Con la recente decisione n. 16 del 20 novembre 2024, l’Adunanza Plenaria di questo Consiglio di Stato, premesso che nel processo amministrativo il doppio grado di giudizio ha valore di regola costituzionale (art. 125 Cost.; Corte Cost., 12 marzo 1975, n. 61; 1 febbraio 1982, n. 8; Cass., Sez. Un., 15 dicembre 1983, n. 7409) e che i casi di giurisdizione in unico grado davanti al Consiglio di Stato devono ritenersi eccezionali e basarsi su una espressa previsione normativa, ha osservato che una sentenza di primo grado che erroneamente dichiara il ricorso inammissibile è idonea a recare un vulnus al principio del giusto processo, precisando che “ l’erronea dichiarazione di inammissibilità del ricorso per difetto di una condizione dell’azione - con il consequenziale mancato esame della totalità dei motivi di ricorso - ben può integrare la ‘nullità della sentenza’, in armonia con i principi enunciati dalle sentenze dell’Adunanza Plenaria nn. 10 e 11 del 2018, § 47 e ss., e n. 15/2018 § 7.3 ”, in ragione della nullità della sentenza per motivazione apparente, ovvero in ragione di un errore palese di rito che ha per conseguenza il mancato esame della totalità dei motivi di ricorso.

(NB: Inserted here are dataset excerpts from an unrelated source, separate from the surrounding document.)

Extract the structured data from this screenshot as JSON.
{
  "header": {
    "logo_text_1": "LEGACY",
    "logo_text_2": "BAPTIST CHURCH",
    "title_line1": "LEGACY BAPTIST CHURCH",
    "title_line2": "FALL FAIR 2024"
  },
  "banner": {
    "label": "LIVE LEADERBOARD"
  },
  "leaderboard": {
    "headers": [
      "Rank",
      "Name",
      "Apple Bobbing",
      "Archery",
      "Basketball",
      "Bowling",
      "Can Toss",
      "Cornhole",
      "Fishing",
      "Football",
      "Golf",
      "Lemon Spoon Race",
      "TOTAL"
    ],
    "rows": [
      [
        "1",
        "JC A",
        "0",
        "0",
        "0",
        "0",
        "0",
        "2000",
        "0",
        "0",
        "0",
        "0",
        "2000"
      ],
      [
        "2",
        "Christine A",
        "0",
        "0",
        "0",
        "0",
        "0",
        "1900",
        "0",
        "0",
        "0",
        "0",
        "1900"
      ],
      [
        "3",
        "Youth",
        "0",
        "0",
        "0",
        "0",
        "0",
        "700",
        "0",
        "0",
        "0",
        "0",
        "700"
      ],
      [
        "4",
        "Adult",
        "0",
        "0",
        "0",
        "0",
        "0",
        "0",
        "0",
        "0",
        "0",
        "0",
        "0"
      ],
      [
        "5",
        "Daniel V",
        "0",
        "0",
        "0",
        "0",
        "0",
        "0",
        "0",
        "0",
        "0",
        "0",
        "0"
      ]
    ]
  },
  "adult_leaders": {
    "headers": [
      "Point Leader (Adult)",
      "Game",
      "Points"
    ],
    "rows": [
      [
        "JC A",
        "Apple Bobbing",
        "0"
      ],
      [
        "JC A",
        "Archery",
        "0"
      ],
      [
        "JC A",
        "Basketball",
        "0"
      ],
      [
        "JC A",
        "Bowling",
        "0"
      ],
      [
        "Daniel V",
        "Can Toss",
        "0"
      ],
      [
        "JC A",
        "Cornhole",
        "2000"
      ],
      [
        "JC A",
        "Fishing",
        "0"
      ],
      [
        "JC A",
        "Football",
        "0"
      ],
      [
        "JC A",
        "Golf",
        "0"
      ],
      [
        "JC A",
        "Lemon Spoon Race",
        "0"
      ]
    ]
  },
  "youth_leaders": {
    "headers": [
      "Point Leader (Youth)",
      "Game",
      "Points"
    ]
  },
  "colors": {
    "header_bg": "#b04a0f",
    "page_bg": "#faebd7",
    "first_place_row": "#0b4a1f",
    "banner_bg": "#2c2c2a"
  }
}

11. Calando le soprarichiamate coordinate ermeneutiche nell’odierno giudizio, emerge dalla piana lettura del ricorso introduttivo che le farmacie odierne appellanti hanno inteso censurare gli atti impugnati solo “in parte qua”, ovverosia limitatamente agli effetti che gli stessi hanno dispiegato in favore della farmacia controinteressata (Dott.ssa PP EL ET), istituita come farmacia rurale sita nella frazione Monticchio Bagni, distante circa 18 km dalla Farmacia RV e dalla Farmacia Papa, nonché circa 16 km dalla Farmacia del Vulture.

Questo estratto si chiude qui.